I don't know anything about the internals of io_uring and am genuinely curious how it works. Saying it "directly works asynchronously" doesn't mean anything though. When circular buffer requests are processed what thread is processing the request, how is that thread managed, and how does it manage blocking/unblocking when communicating with the storage device?
Internally, many parts of the Linux kernel operate asynchronously: they queue up a request with some subsystem (e.g. a hardware device), and get an event delivered when the request is completed. In such cases, io_uring can enqueue such a request, and complete it when receiving the event, without needing to use a thread to block waiting for it.

See, for instance, https://lpc.events/event/11/contributions/901/attachments/78... slide 5 (though more has happened since then). io_uring will first see if it has everything needed to do the operation immediately, if not it'll queue a request in some cases (e.g. direct I/O, or buffered I/O in some cases). The thread pool is the last fallback, which always works if nothing else does.

https://lwn.net/Articles/821274/ talks about making async buffered reads work, for instance.

Is it safe to say that a single thread using io_uring should be as fast or faster than N threads performing the same set of I/O tasks in a blocking manner?
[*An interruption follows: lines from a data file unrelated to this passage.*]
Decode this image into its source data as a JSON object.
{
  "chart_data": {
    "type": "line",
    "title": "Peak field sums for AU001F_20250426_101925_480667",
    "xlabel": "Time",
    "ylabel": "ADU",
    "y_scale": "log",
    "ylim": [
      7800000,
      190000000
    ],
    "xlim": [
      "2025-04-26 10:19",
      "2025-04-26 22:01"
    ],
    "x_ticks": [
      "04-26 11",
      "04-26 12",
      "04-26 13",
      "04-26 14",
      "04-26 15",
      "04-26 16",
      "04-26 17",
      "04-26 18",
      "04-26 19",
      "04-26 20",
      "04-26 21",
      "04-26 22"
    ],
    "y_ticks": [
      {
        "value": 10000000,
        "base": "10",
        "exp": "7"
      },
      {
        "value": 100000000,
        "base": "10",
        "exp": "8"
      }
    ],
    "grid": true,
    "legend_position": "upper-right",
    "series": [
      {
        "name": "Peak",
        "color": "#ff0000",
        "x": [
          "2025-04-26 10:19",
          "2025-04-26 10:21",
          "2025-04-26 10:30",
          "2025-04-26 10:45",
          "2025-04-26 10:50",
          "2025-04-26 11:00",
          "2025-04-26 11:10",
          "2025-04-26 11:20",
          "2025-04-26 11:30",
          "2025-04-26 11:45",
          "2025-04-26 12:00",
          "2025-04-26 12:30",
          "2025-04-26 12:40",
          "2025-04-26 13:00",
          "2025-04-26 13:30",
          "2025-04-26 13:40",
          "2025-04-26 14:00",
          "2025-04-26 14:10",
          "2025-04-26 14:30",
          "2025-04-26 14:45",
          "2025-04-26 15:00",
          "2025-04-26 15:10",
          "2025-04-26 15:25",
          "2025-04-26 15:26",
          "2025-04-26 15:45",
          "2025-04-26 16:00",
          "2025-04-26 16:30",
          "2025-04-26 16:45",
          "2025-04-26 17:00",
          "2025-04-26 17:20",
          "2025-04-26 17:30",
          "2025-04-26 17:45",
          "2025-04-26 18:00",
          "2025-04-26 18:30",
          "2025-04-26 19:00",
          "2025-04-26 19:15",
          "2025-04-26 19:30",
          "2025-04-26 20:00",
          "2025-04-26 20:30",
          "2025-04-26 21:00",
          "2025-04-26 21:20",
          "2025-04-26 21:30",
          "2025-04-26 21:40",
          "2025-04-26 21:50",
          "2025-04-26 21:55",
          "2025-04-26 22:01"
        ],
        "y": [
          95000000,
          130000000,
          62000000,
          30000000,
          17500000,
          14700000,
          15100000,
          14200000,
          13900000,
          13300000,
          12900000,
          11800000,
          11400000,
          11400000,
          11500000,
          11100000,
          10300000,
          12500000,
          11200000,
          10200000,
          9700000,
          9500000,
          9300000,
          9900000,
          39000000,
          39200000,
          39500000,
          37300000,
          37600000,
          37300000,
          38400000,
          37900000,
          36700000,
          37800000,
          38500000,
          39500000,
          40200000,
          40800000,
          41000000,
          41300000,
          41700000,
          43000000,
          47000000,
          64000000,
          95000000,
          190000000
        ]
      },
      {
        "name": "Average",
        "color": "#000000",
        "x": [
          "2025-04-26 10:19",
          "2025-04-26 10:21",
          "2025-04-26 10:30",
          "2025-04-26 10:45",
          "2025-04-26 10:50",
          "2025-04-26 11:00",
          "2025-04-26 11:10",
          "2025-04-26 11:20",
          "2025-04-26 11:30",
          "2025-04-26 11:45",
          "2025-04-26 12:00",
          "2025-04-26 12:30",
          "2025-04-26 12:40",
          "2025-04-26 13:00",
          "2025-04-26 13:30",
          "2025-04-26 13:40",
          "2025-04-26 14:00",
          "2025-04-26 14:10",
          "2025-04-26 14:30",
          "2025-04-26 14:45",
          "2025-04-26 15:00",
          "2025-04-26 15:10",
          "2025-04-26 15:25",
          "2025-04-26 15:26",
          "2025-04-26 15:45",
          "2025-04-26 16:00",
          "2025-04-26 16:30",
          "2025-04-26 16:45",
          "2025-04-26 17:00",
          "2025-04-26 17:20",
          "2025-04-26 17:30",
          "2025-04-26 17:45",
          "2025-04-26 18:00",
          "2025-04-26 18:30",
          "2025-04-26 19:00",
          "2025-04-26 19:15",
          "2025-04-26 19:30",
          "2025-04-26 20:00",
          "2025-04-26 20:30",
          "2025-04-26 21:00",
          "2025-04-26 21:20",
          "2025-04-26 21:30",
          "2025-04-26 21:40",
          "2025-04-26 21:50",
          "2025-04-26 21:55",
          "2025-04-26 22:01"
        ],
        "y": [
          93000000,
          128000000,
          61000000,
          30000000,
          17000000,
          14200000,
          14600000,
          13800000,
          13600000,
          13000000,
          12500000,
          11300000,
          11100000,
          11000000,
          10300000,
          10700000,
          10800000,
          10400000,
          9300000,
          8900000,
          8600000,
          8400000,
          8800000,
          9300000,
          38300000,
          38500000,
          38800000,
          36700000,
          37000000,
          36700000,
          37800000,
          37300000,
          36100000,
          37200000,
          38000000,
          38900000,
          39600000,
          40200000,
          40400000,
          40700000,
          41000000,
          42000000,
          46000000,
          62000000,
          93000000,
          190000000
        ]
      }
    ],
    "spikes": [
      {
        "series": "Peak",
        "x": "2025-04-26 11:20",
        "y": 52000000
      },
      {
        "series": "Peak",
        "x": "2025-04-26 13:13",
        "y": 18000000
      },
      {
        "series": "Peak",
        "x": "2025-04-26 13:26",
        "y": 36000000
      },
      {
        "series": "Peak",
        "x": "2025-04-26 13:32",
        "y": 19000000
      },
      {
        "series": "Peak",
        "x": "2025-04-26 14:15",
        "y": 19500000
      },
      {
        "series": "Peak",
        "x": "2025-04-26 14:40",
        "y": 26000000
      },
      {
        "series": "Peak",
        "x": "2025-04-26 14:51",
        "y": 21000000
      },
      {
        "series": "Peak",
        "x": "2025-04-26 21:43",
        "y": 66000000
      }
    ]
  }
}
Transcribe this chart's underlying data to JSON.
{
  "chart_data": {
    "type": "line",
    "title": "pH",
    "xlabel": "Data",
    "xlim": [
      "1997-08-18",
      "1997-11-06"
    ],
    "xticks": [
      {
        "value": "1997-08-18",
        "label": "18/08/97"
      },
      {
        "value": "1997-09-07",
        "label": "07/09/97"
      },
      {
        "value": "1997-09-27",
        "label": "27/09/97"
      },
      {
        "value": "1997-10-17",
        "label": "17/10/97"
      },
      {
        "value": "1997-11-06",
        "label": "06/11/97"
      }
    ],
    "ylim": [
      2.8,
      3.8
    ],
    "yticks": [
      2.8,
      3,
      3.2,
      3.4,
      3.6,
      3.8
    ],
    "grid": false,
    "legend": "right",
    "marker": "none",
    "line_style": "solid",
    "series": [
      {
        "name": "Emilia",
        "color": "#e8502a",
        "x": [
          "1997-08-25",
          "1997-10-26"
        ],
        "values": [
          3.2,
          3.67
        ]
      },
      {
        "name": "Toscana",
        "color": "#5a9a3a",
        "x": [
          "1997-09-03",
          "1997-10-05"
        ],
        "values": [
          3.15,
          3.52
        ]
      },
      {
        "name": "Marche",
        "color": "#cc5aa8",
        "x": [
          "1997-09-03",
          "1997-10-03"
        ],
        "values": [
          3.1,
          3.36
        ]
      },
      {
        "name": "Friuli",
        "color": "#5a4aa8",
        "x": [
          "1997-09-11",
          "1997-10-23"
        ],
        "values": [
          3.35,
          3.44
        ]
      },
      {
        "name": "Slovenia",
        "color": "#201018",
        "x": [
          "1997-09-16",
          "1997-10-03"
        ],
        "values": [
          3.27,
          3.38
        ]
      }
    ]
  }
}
In other words, can you count on the kernel to use its own threads internally whenever an I/O task might actually need to use a lot of CPU?

If you saturate the submission queue with CPU-bottlenecked tasks, it defeats the value-add of io_uring - at that point, you might as well replace your kernel-space thread pool with a user-space one.
Sure, but that approach forces you to consider/research just how much CPU your I/O tasks may or may not require. What if I'm not sure? How CPU-intensive is open()? What about close()? What about read()?

It would simplify my design process if I could count on io_uring being optimal for ~all I/O tasks, rather than having to treat "CPU-heavy I/O" and "CPU-light I/O" as two separate things that require two separate designs.

This is something that will require profiling to get exact numbers. The non-async portions of a high level filesystem read operation appear rather trivial: checking for cache hits (page cache, dentry cache, etc), parsing the inode/dentry info, and the memcpy to userspace. I wouldn't worry about any of these starving subsequent io_uring SQEs.

I reckon the most likely place you'd find unexpected CPU-heavy work is at the block layer. Software RAID and dmcrypt will burn plenty of cycles, enough to prove as exceptions to the "no FPU instructions in the kernel" guideline.